Kenanga Research & Investment

TASCO Berhad - Challenging Times Ahead

kiasutrader
Publish date: Tue, 27 Dec 2016, 10:04 AM

INVESTMENT MERIT

We are closing our position on TASCO. (Previous call: Trading Buy). While it may be poised for a recovery over the longer term, arising from its expansion plans, the current poor share price performance coupled with a stagnating earnings outlook in the short-to-medium term render limited upside to the stock. It is now a NOT RATED stock with a fair value of RM1.54.

Poor share price performance. We last highlighted TASCO in On Our Radar report series in May last year, with a Trading Buy call. However, its share price has plunged 27%, from RM2.06 (pre-adjustment: RM4.12) to close at RM1.50 last Friday, bogged down by a disappointing set of FY16 results, coming in at only 64% of our previous earnings projection on the core level (actual CNP of RM25.2m vs. previous projection of RM39.4m), arrived after stripping off RM5.4m gains on disposal of PPE. The poor results were mainly due to an overall low volume demand, particularly for its domestic segments. Earnings outlook is expected to remain stagnant, as we introduce our FY17-18E earnings projection with an implied CNP growth of - 5.5%/7.5%, mainly premised on the poorer international segments performances.

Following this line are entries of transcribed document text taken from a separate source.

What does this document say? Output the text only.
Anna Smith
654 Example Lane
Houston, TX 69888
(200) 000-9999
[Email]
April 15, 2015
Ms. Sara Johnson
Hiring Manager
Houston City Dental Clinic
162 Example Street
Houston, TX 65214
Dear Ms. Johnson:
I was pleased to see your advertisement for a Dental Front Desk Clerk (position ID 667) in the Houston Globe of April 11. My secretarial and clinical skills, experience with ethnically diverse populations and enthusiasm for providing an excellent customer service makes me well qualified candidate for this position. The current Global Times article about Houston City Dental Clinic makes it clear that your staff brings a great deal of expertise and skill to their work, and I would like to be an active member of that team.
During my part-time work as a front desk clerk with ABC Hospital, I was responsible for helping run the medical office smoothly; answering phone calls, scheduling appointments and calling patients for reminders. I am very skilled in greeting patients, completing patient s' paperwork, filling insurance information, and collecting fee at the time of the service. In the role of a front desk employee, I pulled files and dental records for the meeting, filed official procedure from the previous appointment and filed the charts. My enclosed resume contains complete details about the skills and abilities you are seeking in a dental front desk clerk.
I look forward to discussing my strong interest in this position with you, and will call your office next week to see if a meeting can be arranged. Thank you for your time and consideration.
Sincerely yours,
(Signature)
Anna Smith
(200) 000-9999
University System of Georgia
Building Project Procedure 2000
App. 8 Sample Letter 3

Neutral international outlook. After posting positive results for its international segments in FY16, with a segmental profit growth of 263%, 1H17 results were rather disappointing, growing at only 2.4% YoY, from RM5.5m to RM5.6m, despite posting a respectable revenue growth of 19.7% YoY from RM97.4m to RM116.6m. This was due to increased competition in business contracts, which resulted in higher operating costs – particularly for its Air Freight Forwarding business, where margins dropped to a meagre 1.8% from 5.9% in FY16. Going forward, we expect FY17E international earnings to normalise from the strong growth last year with a projected segmental earnings decline of 19.9%, before posting noticeable growth in FY18 with projected growth of 20.8%. Furthermore, we believe that the shipping-line merger between its parent NYK, K Line and MOL will have very minimal impact at TASCO level. One silver lining is that TASCO is a beneficiary of a stronger USD, with a sensitivity analysis suggesting PAT impact of c.RM2m for every 5% change of the USD.

Domestic earnings recovery. The domestic segments posted positive 1H17 results with a YoY earnings growth of 24.1%, from RM9.9m to RM12.3m, due to greater custom clearance and haulage volume coupled with improved bottom line from Southern region warehouses. While the growth is fairly healthy, it benefitted from the low base last year. While we project that FY17E domestic segments will see a 44.4% growth, recovering from the overly poor performance in FY16 when earnings plunged 60.4% from RM40.2m to RM15.9m, we expect the segment to maintain its sluggishness going into FY18 and beyond, with a mere 1% growth projection, as top line is capped by high utilisation of its warehouses while margins is expected to have thoroughly recovered. Contract logistics, one of the two divisions within its domestic segment, has been suffering deteriorating revenues for the past two FYs, while the trucking division continues its struggle to break even.

Future expansions. Management guided their intention to invest in cold chain logistics, aiming to make up c.15% of revenue in the next 3-4 years, with a planned total capex outlay of RM100m to RM150m. While we understand that cold chain logistics is a niche market, it is expected to fetch much higher margins given high capex and specialised services required. We identify TNLOGIS to be the closest competitor as it already has a stable footing in the cold chain industry. Additionally, TASCO also guided that they are aiming to expand its warehousing space to 500k sq ft within the same 3- 4 year time period, more than double the current 200k sq ft capacity, which contributed RM17m PBT in FY16, under its contracts logistics division.

NOT RATED, with Fair Value of RM1.54; derived based on a forward PER on FY18E of 12x, which is +0.5SD above its 5-year mean of 10x. We lowered our PER valuation by 0.5x from our last report, in view of the deteriorating outlook. Thus, with the limited upside, we are closing our previous Trading Buy position with a NOT RATED call.